À onze heures, comme convenu, je me poste à l'entrée du quai, sachant que les décisions nocturnes se concrétisent rarement: j'ai donc peu de chance de voir apparaître – en plein jour – cet Américain rencontré à deux heures du matin, en état d'ivresse. Effectivement, il ne vient pas et je m'installe seul dans le wagon, enchanté quand même de filer à la campagne. Tout me semble léger: j'ai emporté du travail en retard (le prochain numéro de Taxi Star), mais cette perspective ne me déprime absolument pas. À peine assis, j'allume le micro-ordinateur pour commencer mon éditorial consacré au problème du stationnement.

Tel un virtuose devant son piano, je lance des déflagrations de mots sur le clavier: «Quand la préfecture de Police se décidera-t-elle à faire respecter les axes rouges?» Les touches claquent avec une régularité de mitraillette: «Dans cette affaire, les intérêts du chauffeur de taxi rejoignent ceux de l'automobiliste lambda.
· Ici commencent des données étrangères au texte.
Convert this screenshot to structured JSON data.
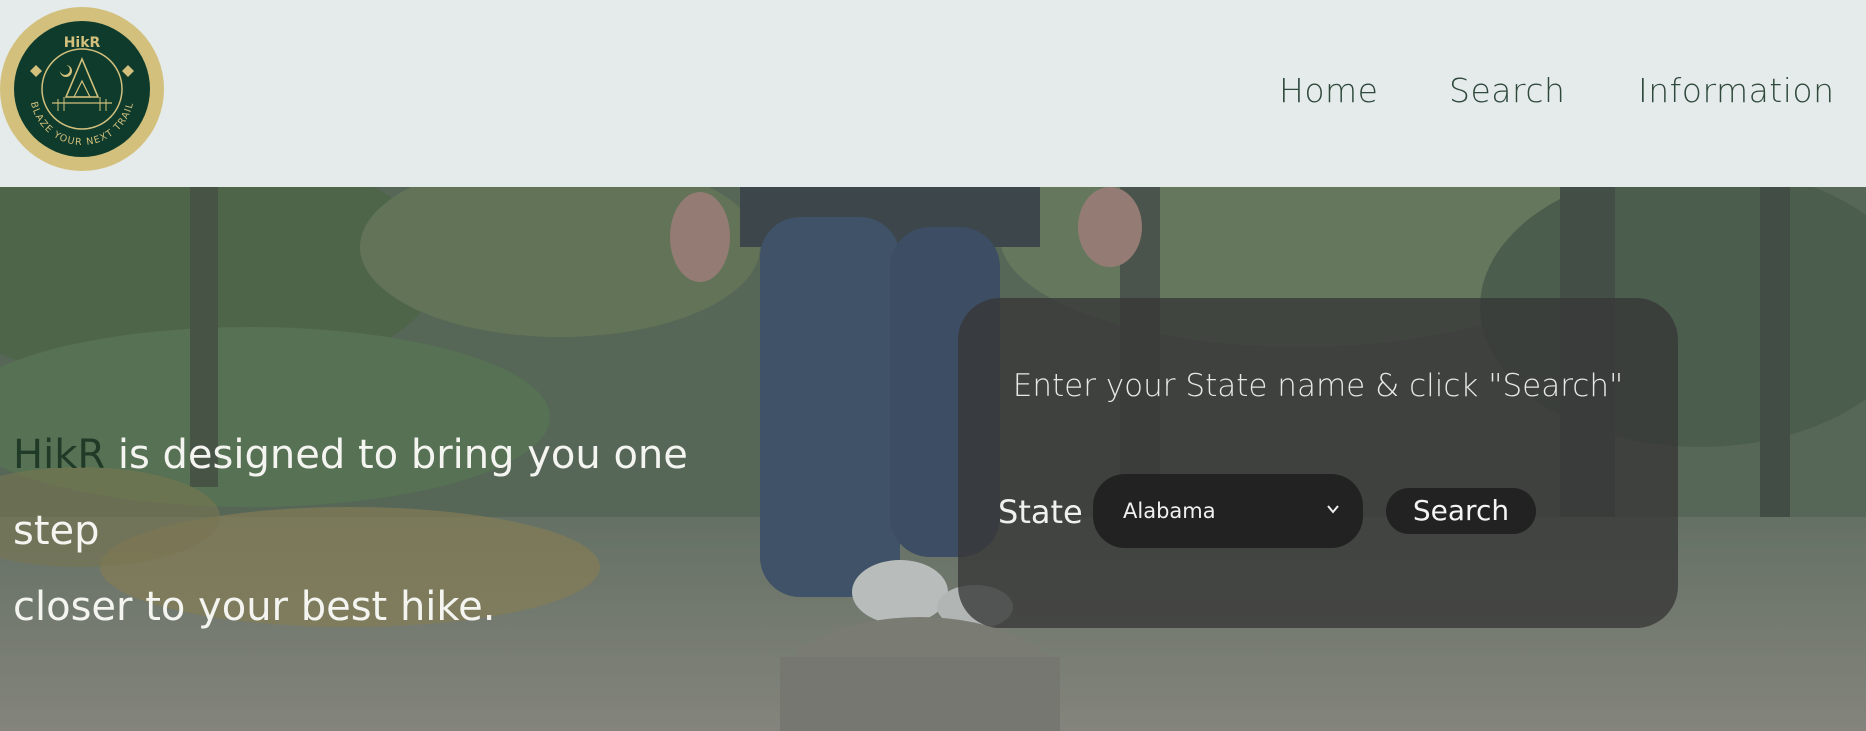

L'un et l'autre gagneraient au respect de la réglementation…» Emporté par l'élan, j'improvise les phrases à mi-voix. Mon moteur chauffe, les idées fusent. Ayant bouclé le premier feuillet, j'attaque déjà le second – une fine distinction entre les responsabilités de l'État et celles de la municipalité parisienne – sans m'aviser qu'un voyageur s'est assis sur la banquette voisine, de l'autre côté de l'allée.
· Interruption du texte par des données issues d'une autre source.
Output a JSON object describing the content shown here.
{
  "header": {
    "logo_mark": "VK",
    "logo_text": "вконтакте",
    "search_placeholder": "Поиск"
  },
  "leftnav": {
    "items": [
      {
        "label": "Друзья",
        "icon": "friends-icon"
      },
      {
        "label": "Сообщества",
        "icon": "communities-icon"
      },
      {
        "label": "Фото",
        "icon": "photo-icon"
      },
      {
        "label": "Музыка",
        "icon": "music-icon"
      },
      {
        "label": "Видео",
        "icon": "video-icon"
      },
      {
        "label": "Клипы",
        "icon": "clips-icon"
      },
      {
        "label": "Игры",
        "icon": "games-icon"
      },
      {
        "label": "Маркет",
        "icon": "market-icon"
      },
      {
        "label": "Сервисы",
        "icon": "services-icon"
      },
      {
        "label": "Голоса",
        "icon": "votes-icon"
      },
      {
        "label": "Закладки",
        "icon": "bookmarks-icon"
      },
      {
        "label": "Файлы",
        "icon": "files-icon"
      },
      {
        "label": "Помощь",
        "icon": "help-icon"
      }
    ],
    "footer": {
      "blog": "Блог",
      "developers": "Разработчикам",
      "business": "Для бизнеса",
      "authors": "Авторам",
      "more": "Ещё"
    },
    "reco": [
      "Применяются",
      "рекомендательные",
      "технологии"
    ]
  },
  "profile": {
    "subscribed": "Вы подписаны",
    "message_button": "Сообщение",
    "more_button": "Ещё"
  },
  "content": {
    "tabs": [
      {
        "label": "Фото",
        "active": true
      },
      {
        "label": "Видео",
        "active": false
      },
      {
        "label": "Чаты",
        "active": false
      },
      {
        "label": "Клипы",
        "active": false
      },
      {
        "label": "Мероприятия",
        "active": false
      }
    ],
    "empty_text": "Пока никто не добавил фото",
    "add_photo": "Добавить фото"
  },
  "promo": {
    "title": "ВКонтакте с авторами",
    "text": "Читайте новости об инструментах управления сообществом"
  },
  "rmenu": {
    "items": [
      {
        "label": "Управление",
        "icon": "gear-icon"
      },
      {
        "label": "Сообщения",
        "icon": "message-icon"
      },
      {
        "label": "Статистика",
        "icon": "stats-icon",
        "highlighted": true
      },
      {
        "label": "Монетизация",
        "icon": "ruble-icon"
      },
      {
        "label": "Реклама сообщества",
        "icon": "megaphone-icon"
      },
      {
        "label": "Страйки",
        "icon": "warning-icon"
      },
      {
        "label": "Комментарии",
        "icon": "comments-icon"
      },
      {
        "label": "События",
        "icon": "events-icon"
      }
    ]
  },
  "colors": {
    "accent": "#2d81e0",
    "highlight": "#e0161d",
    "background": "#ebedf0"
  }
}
Mes doigts courent et j'éprouve une véritable jubilation. Ace degré d'intensité, mon talent finira par éclater au-delà des cercles étroits de la presse professionnelle. Tel est l'avantage d'écrire dans Taxi Star: beaucoup de décideurs utilisent le taxi. Un jour ou l'autre, mon édito tombera sous les yeux d'un chasseur de têtes. Je relance une salve: «Les calculs électoraux du gouvernement expliqueraient-ils un certain relâchement dans le contrôle de la circulation à Paris – dont le maire n'appartient pas au même camp politique?» Je n'en sais rien, mais mon audace polémique me fait sourire. Je tourne la tête, espérant voir les autres passagers partager mon contentement. Je tombe alors sur la figure ahurie du jeune Américain d'hier soir. Costume clair, chapeau de paille sur les genoux, il me considère comme un demi-fou et prononce:

– Excusez-moi, je n'ai pas osé vous déranger.

– Mais non, au contraire. Je t'ai cherché tout à l'heure!
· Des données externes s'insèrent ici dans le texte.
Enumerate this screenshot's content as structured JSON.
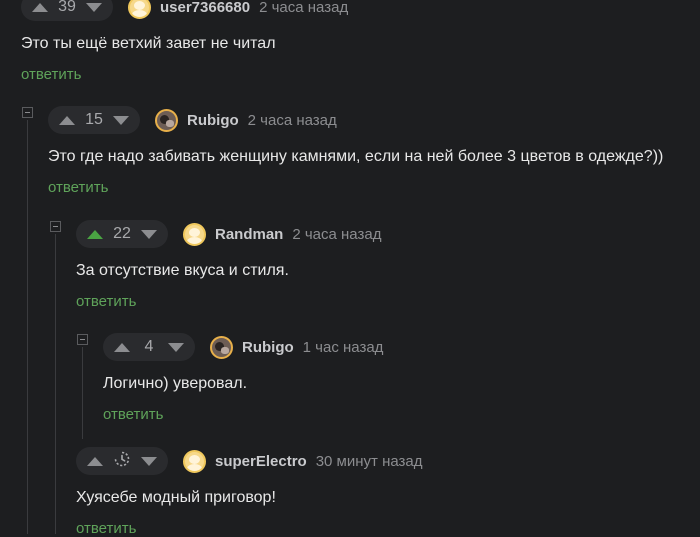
{
  "colors": {
    "background": "#1d1e20",
    "rating_pill": "#2a2b2e",
    "reply_link": "#5fa35a",
    "upvote_active": "#4aa443",
    "thread_line": "#3a3b3e"
  },
  "comments": [
    {
      "rating": "39",
      "user": "user7366680",
      "time": "2 часа назад",
      "text": "Это ты ещё ветхий завет не читал",
      "reply": "ответить",
      "avatar": "default-avatar-icon",
      "upvoted": false
    },
    {
      "rating": "15",
      "user": "Rubigo",
      "time": "2 часа назад",
      "text": "Это где надо забивать женщину камнями, если на ней более 3 цветов в одежде?))",
      "reply": "ответить",
      "avatar": "rubigo-avatar-icon",
      "upvoted": false
    },
    {
      "rating": "22",
      "user": "Randman",
      "time": "2 часа назад",
      "text": "За отсутствие вкуса и стиля.",
      "reply": "ответить",
      "avatar": "default-avatar-icon",
      "upvoted": true
    },
    {
      "rating": "4",
      "user": "Rubigo",
      "time": "1 час назад",
      "text": "Логично) уверовал.",
      "reply": "ответить",
      "avatar": "rubigo-avatar-icon",
      "upvoted": false
    },
    {
      "rating_icon": "clock-icon",
      "user": "superElectro",
      "time": "30 минут назад",
      "text": "Хуясебе модный приговор!",
      "reply": "ответить",
      "avatar": "default-avatar-icon",
      "upvoted": false
    }
  ]
}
– J'ai attrapé le train au dernier moment. Mais ne vous occupez pas de moi, continuez à travailler.

J'apprécie sa délicatesse car, effectivement, je redoute de perdre l'inspiration, si rare qu'il faut saisir le moment opportun. Remerciant David de me laisser terminer cet article «important», je me retourne, fébrile, vers le clavier d'ordinateur pour poser la question sous un angle philosophique: «Entre les urgences de chacun et l'agrément de la ville pour tous, comment choisir?»